What did I discover?
  • He was paid $553,000 for a school system with just 1500 students, (link) more than twice the salary of the Chancellor of the New York City Schools (link) a system with 1.1 million students.
  • He lied about the graduation rates, basing his numbers on those the graduation rate for entering seniors, not the rate for people entering as freshmen as is the norm, which would yield a 36% drop out rate. (link)
  • He has "fired" (dumped) entire classes, including what would have been his first high school class to make his numbers look good. (link)
I have no doubt that there are good charter schools out there, but I've let to see one on the national stage.

You have looting behind a not-for-profit corporate façade (Rocketship), widespread forgery and fraud in testing (Michelle Rhee), sexual and financial irregularities (Kevin Johnson, Michelle Rhee's husband), insane levels of teacher turnover (all of them), and aggressive policies to foist low performing students back on the public school district. (again, pretty much all of them)
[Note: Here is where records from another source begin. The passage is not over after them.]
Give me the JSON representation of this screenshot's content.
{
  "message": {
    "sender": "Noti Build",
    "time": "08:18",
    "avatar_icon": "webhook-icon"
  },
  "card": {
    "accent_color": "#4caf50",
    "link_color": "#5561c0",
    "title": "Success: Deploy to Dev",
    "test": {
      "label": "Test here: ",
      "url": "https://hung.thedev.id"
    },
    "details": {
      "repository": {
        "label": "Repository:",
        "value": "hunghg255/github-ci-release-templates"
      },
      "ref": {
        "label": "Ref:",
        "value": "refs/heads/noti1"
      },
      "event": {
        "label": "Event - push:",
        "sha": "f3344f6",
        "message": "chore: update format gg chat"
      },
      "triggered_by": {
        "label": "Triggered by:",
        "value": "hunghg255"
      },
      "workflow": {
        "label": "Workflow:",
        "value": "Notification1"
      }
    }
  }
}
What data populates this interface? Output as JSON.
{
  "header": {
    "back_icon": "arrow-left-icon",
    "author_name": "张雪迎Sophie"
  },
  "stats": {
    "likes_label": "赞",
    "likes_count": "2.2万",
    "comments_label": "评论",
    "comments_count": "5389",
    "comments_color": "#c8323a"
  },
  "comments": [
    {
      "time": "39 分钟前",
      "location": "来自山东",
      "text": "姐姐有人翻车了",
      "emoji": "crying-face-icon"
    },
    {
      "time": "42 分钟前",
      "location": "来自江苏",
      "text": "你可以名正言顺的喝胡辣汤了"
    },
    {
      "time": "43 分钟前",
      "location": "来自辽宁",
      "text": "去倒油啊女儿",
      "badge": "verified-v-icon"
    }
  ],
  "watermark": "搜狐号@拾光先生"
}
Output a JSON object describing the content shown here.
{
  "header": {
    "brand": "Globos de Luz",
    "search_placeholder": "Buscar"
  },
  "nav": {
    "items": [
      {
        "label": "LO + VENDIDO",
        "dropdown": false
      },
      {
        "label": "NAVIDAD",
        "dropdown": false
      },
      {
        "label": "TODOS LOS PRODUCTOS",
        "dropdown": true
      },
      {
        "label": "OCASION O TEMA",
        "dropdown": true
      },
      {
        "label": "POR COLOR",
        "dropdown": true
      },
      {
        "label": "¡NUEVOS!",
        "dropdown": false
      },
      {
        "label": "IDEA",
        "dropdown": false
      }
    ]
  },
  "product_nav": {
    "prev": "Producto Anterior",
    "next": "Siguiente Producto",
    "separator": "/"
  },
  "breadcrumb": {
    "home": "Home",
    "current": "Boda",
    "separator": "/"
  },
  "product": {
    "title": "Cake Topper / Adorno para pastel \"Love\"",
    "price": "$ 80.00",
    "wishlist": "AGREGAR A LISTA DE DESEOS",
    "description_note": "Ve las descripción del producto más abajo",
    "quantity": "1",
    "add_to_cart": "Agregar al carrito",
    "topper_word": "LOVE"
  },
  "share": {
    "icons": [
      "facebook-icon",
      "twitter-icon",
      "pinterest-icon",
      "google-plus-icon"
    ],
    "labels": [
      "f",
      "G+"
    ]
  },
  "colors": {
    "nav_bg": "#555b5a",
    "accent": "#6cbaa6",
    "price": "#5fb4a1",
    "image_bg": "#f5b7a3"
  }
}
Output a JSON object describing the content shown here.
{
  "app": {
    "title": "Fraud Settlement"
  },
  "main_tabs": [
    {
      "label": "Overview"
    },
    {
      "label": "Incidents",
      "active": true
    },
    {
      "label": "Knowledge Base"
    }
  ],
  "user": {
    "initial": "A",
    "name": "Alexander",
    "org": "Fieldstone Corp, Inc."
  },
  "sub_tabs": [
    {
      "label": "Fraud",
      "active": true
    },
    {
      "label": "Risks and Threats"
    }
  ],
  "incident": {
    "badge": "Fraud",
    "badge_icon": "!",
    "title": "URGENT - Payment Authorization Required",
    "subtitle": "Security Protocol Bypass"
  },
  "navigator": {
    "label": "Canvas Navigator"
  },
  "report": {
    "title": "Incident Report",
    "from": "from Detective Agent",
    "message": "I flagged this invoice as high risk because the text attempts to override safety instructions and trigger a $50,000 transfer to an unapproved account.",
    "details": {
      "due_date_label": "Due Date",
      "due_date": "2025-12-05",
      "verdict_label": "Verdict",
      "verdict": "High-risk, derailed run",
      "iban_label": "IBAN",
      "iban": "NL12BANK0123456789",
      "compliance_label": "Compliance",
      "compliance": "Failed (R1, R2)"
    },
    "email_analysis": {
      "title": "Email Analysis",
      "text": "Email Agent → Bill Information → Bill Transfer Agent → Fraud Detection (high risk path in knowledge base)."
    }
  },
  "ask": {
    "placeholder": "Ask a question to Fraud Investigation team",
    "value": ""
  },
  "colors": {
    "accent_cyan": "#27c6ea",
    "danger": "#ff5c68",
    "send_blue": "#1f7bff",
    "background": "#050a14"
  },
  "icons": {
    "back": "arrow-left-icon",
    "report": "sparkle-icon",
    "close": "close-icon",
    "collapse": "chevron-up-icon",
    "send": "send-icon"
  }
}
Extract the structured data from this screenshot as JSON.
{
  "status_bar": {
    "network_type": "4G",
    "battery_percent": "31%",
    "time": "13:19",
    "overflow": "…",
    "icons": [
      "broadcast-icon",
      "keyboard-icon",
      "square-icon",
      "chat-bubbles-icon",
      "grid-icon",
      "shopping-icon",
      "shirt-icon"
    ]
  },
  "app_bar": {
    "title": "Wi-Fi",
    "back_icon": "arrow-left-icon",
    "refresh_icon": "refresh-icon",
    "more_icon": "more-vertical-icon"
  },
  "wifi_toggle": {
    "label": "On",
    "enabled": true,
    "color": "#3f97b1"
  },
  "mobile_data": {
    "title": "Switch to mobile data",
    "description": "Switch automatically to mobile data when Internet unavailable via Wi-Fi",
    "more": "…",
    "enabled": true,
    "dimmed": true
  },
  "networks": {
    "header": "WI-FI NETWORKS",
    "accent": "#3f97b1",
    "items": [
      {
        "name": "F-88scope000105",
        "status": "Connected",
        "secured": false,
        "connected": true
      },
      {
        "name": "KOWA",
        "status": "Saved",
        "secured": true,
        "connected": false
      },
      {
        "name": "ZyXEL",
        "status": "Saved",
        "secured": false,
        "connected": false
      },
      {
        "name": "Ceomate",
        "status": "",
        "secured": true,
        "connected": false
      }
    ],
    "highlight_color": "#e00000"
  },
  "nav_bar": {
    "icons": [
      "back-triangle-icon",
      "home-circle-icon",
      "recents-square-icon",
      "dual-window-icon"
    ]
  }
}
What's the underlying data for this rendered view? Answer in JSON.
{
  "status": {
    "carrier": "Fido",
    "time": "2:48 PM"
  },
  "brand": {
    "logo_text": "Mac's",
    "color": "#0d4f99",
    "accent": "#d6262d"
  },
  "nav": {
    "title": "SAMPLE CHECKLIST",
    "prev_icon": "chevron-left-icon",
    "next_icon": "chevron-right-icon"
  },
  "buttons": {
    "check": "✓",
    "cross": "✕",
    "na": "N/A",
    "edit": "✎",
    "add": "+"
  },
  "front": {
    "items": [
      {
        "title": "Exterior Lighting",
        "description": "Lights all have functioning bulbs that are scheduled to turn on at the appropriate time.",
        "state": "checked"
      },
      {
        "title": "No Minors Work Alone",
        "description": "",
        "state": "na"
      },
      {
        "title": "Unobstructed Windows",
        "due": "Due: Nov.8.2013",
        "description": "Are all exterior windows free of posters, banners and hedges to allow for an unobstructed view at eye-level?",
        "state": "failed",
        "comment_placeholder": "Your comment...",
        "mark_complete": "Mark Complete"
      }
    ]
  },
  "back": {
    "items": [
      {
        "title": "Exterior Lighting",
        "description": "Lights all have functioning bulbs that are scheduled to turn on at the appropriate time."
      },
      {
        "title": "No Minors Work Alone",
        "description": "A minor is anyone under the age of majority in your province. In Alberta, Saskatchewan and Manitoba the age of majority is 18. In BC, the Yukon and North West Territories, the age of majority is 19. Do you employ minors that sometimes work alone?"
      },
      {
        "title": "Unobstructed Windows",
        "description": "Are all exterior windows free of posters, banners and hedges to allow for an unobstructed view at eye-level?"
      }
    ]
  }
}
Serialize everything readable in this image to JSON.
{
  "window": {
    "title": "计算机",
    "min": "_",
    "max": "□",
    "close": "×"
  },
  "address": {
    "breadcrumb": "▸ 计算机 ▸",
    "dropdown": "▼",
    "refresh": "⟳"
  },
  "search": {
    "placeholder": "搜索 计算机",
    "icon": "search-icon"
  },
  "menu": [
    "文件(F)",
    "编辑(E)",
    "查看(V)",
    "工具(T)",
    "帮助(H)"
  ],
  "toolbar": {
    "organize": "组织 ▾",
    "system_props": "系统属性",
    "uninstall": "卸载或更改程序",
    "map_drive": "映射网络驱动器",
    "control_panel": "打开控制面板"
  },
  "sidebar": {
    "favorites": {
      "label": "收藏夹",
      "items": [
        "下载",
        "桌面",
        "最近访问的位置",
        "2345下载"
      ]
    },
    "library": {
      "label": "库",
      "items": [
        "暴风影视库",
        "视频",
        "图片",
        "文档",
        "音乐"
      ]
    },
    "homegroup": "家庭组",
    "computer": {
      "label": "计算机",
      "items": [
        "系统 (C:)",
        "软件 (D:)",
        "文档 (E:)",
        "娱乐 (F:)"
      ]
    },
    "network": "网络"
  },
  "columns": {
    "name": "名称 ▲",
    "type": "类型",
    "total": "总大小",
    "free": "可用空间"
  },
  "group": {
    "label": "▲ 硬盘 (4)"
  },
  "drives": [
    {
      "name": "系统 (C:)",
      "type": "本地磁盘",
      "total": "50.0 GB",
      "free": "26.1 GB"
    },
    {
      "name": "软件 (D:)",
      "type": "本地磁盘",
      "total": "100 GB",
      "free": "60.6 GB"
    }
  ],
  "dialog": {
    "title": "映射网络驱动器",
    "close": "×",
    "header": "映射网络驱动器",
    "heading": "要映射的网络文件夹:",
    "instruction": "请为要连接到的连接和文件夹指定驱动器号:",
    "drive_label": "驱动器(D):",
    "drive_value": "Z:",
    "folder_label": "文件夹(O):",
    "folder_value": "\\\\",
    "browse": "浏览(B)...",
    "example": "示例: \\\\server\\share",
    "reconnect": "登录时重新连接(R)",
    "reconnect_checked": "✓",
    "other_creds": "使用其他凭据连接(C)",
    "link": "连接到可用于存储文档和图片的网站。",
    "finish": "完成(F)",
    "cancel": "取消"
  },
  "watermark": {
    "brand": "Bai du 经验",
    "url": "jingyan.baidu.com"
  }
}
Seriously, whenever you take a cursory look at the charter school movement, and the educational-industrial complex that supports them, there are layers of corruption and opacity that are at the core of their business models.

At the core of the issues with our educational system are societal problems of grinding poverty, a porous social safety net, and law enforcement that frequently acts more like an occupying force than peace officers in poor neighborhoods.

Until these are resolved, we will have problems educating poor children, no matter how well our schools are run.

But the current focus on fill in the box testing and privatizing education serves only to make money off the backs of our children's future.

2 comments :

Stephen Montsaroff said...

I have to say that the article is terrible. There is too little information on what was the basis of the judge's decision.

Was it the CA or US constitution, and if so what parts. Was he just ruling that the law was a bad idea (which should never make it unconstitutational) or was there a real issues.

I wish the papers were clearer.

I also wish teachers were easier to defend. Most of them suck.

Matthew Saroff said...

I think that the article is terrible because the ruling is terrible.

I've read sections of the decision, and it is completely incoherent.

It's basically a list of buzzwords from the (sell public education to Wall Street) educational reform crowd.

As to many teachers sucking, to quote Ted Sturgeon, "90% of everything is crap."

I would also add that the whole no child left behind/common core crap is making things worse, not better.